The debate in Parliament this week over the National Investigation Agency (Amendment) Bill, 2019 was instructive in understanding our lawmakers’ attitude to law not as an instrument against abuse of power and violence but more as a tool to legitimise the politics of national security and validate precisely such abuse. While the provisions of the amendment bill — which seeks to give the NIA extra territorial powers to probe cases of terrorism, cyber crimes, human trafficking and facilitate creation of special courts — are unobjectionable, what is disturbing is the farcical nature of the debate in both the Houses which culminated in a majority of the parties supporting its passage.

For Home Minister Amit Shah, it required very little effort to paint the Opposition, particularly the Congress, as having emasculated the Indian state in its fight against terrorism in its pursuit of “vote-bank”, a term that has replaced “appeasement politics” to connote favouring minorities. The Congress supported the amendment bill with only some of its MPs making peripheral references to the State’s encroachment of civil rights with extraordinary anti-terror legislation and the unprofessional manner in which investigations were carried on in the name of probing terrorism. Not one Member in any of the Houses thought it fit to mention the documented abuse of POTA and its predecessor, the Terrorist and Disruptive Activities (Prevention) Act (TADA), in targeting political opponents and minorities in the name of national security. These laws had to be repealed because they exemplified a complete departure from procedural fairness and Constitutional principles. In the case of TADA, 76,166 persons were arrested between 1985-1994. Of these, 18,708, i.e., 24.5 per cent, were discharged before the trial commenced. Of the 20,386 persons who were tried, as many as 19,543 were acquitted. Only four per cent of those tried under TADA were found guilty. Ironically it was the BJP which, in 2003, pointed out the spirit of “political vendetta” with which POTA was applied on opponents such as Raghuraj Pratap Singh alias Raja Bhaiyya who was famously arrested under the anti-terror law on the directions of the then Chief Minister Mayawati.
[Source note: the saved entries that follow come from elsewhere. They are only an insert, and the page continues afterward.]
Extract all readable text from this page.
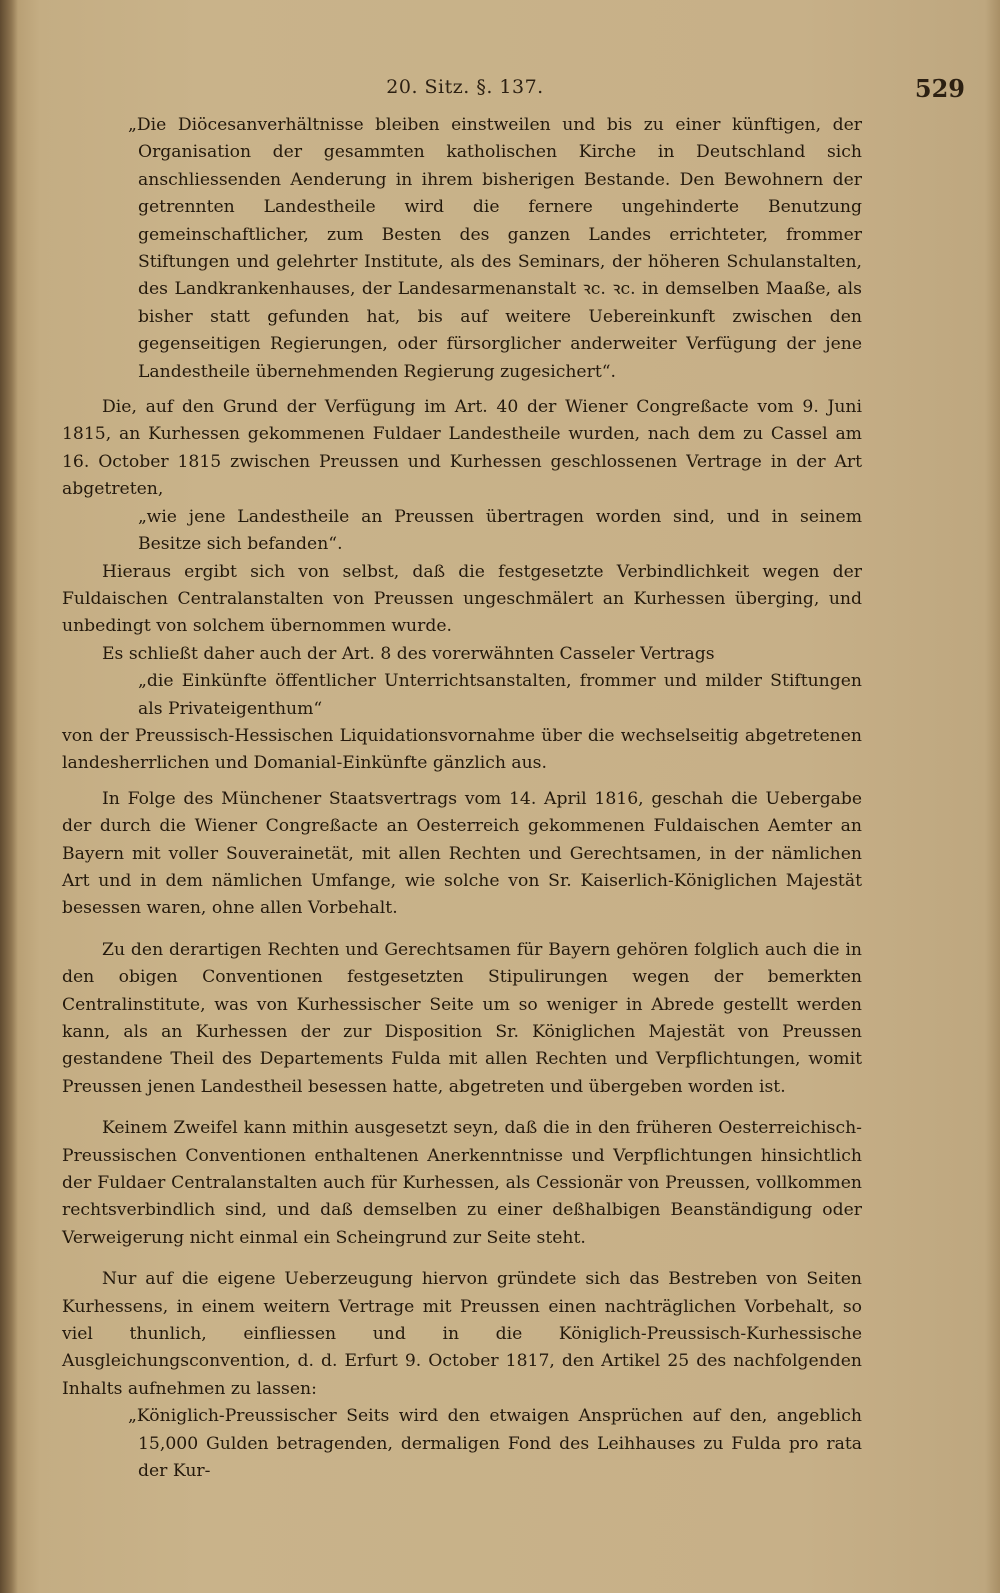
20. Sitz. §. 137.	529

„Die Diöcesanverhältnisse bleiben einstweilen und bis zu einer künftigen, der Organisation der gesammten katholischen Kirche in Deutschland sich anschliessenden Aenderung in ihrem bisherigen Bestande. Den Bewohnern der getrennten Landestheile wird die fernere ungehinderte Benutzung gemeinschaftlicher, zum Besten des ganzen Landes errichteter, frommer Stiftungen und gelehrter Institute, als des Seminars, der höheren Schulanstalten, des Landkrankenhauses, der Landesarmenanstalt ꝛc. ꝛc. in demselben Maaße, als bisher statt gefunden hat, bis auf weitere Uebereinkunft zwischen den gegenseitigen Regierungen, oder fürsorglicher anderweiter Verfügung der jene Landestheile übernehmenden Regierung zugesichert“.

Die, auf den Grund der Verfügung im Art. 40 der Wiener Congreßacte vom 9. Juni 1815, an Kurhessen gekommenen Fuldaer Landestheile wurden, nach dem zu Cassel am 16. October 1815 zwischen Preussen und Kurhessen geschlossenen Vertrage in der Art abgetreten,

„wie jene Landestheile an Preussen übertragen worden sind, und in seinem Besitze sich befanden“.

Hieraus ergibt sich von selbst, daß die festgesetzte Verbindlichkeit wegen der Fuldaischen Centralanstalten von Preussen ungeschmälert an Kurhessen überging, und unbedingt von solchem übernommen wurde.

Es schließt daher auch der Art. 8 des vorerwähnten Casseler Vertrags

„die Einkünfte öffentlicher Unterrichtsanstalten, frommer und milder Stiftungen als Privateigenthum“

von der Preussisch-Hessischen Liquidationsvornahme über die wechselseitig abgetretenen landesherrlichen und Domanial-Einkünfte gänzlich aus.

In Folge des Münchener Staatsvertrags vom 14. April 1816, geschah die Uebergabe der durch die Wiener Congreßacte an Oesterreich gekommenen Fuldaischen Aemter an Bayern mit voller Souverainetät, mit allen Rechten und Gerechtsamen, in der nämlichen Art und in dem nämlichen Umfange, wie solche von Sr. Kaiserlich-Königlichen Majestät besessen waren, ohne allen Vorbehalt.

Zu den derartigen Rechten und Gerechtsamen für Bayern gehören folglich auch die in den obigen Conventionen festgesetzten Stipulirungen wegen der bemerkten Centralinstitute, was von Kurhessischer Seite um so weniger in Abrede gestellt werden kann, als an Kurhessen der zur Disposition Sr. Königlichen Majestät von Preussen gestandene Theil des Departements Fulda mit allen Rechten und Verpflichtungen, womit Preussen jenen Landestheil besessen hatte, abgetreten und übergeben worden ist.

Keinem Zweifel kann mithin ausgesetzt seyn, daß die in den früheren Oesterreichisch-Preussischen Conventionen enthaltenen Anerkenntnisse und Verpflichtungen hinsichtlich der Fuldaer Centralanstalten auch für Kurhessen, als Cessionär von Preussen, vollkommen rechtsverbindlich sind, und daß demselben zu einer deßhalbigen Beanständigung oder Verweigerung nicht einmal ein Scheingrund zur Seite steht.

Nur auf die eigene Ueberzeugung hiervon gründete sich das Bestreben von Seiten Kurhessens, in einem weitern Vertrage mit Preussen einen nachträglichen Vorbehalt, so viel thunlich, einfliessen und in die Königlich-Preussisch-Kurhessische Ausgleichungsconvention, d. d. Erfurt 9. October 1817, den Artikel 25 des nachfolgenden Inhalts aufnehmen zu lassen:

„Königlich-Preussischer Seits wird den etwaigen Ansprüchen auf den, angeblich 15,000 Gulden betragenden, dermaligen Fond des Leihhauses zu Fulda pro rata der Kur-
The Congress-led UPA repealed POTA under compulsions of coalition politics, as alliance partner MDMK’s leader Vaiko had been booked under POTA. But POTA was replaced by the Unlawful Activities Prevention (Amendment) Act, 2004, which incorporated many special provisions of the repealed statute.
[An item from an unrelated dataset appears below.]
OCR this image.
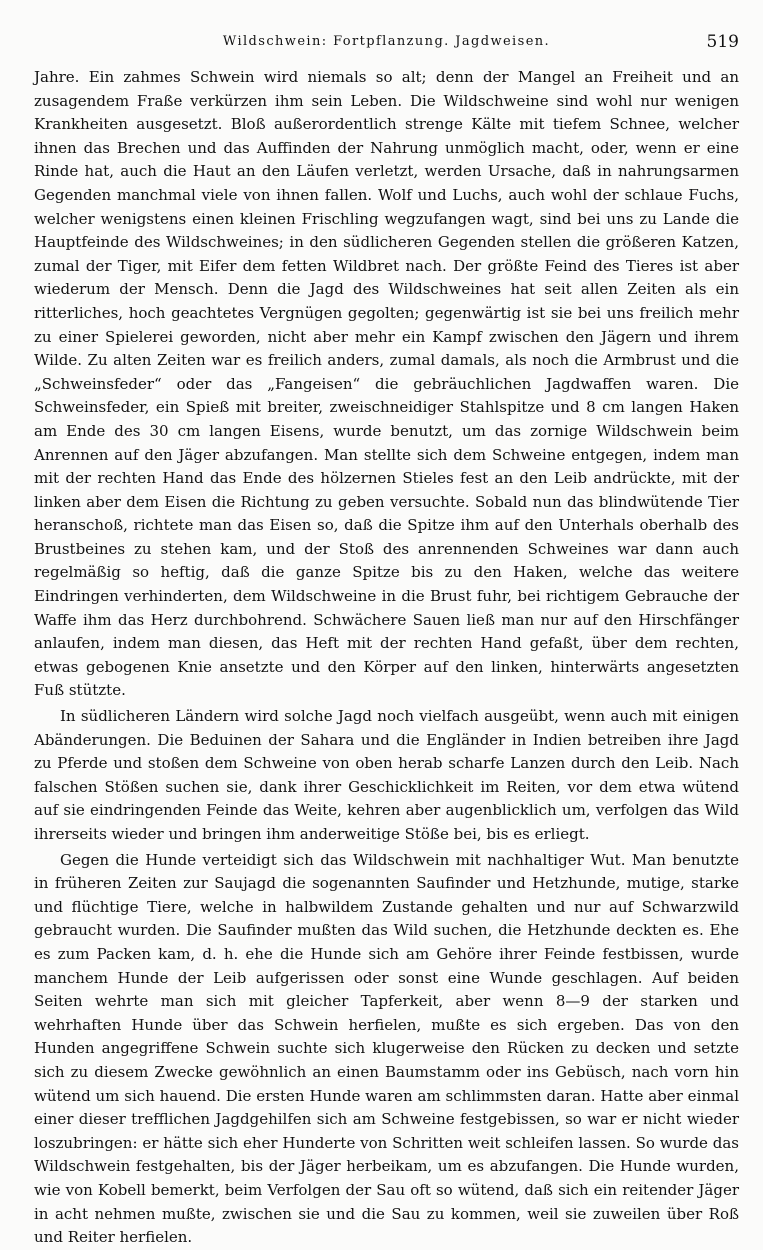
Wildschwein: Fortpflanzung. Jagdweisen.	519

Jahre. Ein zahmes Schwein wird niemals so alt; denn der Mangel an Freiheit und an zusagendem Fraße verkürzen ihm sein Leben. Die Wildschweine sind wohl nur wenigen Krankheiten ausgesetzt. Bloß außerordentlich strenge Kälte mit tiefem Schnee, welcher ihnen das Brechen und das Auffinden der Nahrung unmöglich macht, oder, wenn er eine Rinde hat, auch die Haut an den Läufen verletzt, werden Ursache, daß in nahrungsarmen Gegenden manchmal viele von ihnen fallen. Wolf und Luchs, auch wohl der schlaue Fuchs, welcher wenigstens einen kleinen Frischling wegzufangen wagt, sind bei uns zu Lande die Hauptfeinde des Wildschweines; in den südlicheren Gegenden stellen die größeren Katzen, zumal der Tiger, mit Eifer dem fetten Wildbret nach. Der größte Feind des Tieres ist aber wiederum der Mensch. Denn die Jagd des Wildschweines hat seit allen Zeiten als ein ritterliches, hoch geachtetes Vergnügen gegolten; gegenwärtig ist sie bei uns freilich mehr zu einer Spielerei geworden, nicht aber mehr ein Kampf zwischen den Jägern und ihrem Wilde. Zu alten Zeiten war es freilich anders, zumal damals, als noch die Armbrust und die „Schweinsfeder“ oder das „Fangeisen“ die gebräuchlichen Jagdwaffen waren. Die Schweinsfeder, ein Spieß mit breiter, zweischneidiger Stahlspitze und 8 cm langen Haken am Ende des 30 cm langen Eisens, wurde benutzt, um das zornige Wildschwein beim Anrennen auf den Jäger abzufangen. Man stellte sich dem Schweine entgegen, indem man mit der rechten Hand das Ende des hölzernen Stieles fest an den Leib andrückte, mit der linken aber dem Eisen die Richtung zu geben versuchte. Sobald nun das blindwütende Tier heranschoß, richtete man das Eisen so, daß die Spitze ihm auf den Unterhals oberhalb des Brustbeines zu stehen kam, und der Stoß des anrennenden Schweines war dann auch regelmäßig so heftig, daß die ganze Spitze bis zu den Haken, welche das weitere Eindringen verhinderten, dem Wildschweine in die Brust fuhr, bei richtigem Gebrauche der Waffe ihm das Herz durchbohrend. Schwächere Sauen ließ man nur auf den Hirschfänger anlaufen, indem man diesen, das Heft mit der rechten Hand gefaßt, über dem rechten, etwas gebogenen Knie ansetzte und den Körper auf den linken, hinterwärts angesetzten Fuß stützte.

In südlicheren Ländern wird solche Jagd noch vielfach ausgeübt, wenn auch mit einigen Abänderungen. Die Beduinen der Sahara und die Engländer in Indien betreiben ihre Jagd zu Pferde und stoßen dem Schweine von oben herab scharfe Lanzen durch den Leib. Nach falschen Stößen suchen sie, dank ihrer Geschicklichkeit im Reiten, vor dem etwa wütend auf sie eindringenden Feinde das Weite, kehren aber augenblicklich um, verfolgen das Wild ihrerseits wieder und bringen ihm anderweitige Stöße bei, bis es erliegt.

Gegen die Hunde verteidigt sich das Wildschwein mit nachhaltiger Wut. Man benutzte in früheren Zeiten zur Saujagd die sogenannten Saufinder und Hetzhunde, mutige, starke und flüchtige Tiere, welche in halbwildem Zustande gehalten und nur auf Schwarzwild gebraucht wurden. Die Saufinder mußten das Wild suchen, die Hetzhunde deckten es. Ehe es zum Packen kam, d. h. ehe die Hunde sich am Gehöre ihrer Feinde festbissen, wurde manchem Hunde der Leib aufgerissen oder sonst eine Wunde geschlagen. Auf beiden Seiten wehrte man sich mit gleicher Tapferkeit, aber wenn 8—9 der starken und wehrhaften Hunde über das Schwein herfielen, mußte es sich ergeben. Das von den Hunden angegriffene Schwein suchte sich klugerweise den Rücken zu decken und setzte sich zu diesem Zwecke gewöhnlich an einen Baumstamm oder ins Gebüsch, nach vorn hin wütend um sich hauend. Die ersten Hunde waren am schlimmsten daran. Hatte aber einmal einer dieser trefflichen Jagdgehilfen sich am Schweine festgebissen, so war er nicht wieder loszubringen: er hätte sich eher Hunderte von Schritten weit schleifen lassen. So wurde das Wildschwein festgehalten, bis der Jäger herbeikam, um es abzufangen. Die Hunde wurden, wie von Kobell bemerkt, beim Verfolgen der Sau oft so wütend, daß sich ein reitender Jäger in acht nehmen mußte, zwischen sie und die Sau zu kommen, weil sie zuweilen über Roß und Reiter herfielen.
In the current polarised climate that hinges heavily on national security, few politicians feel emboldened enough to make a legitimate argument about the primary function of the law as balancing State power with individual rights. These were the arguments that won the Opposition, including the BJP’s eminent predecessors, the nation’s favour against the Emergency. Aping their oppressors does the ruling party little credit.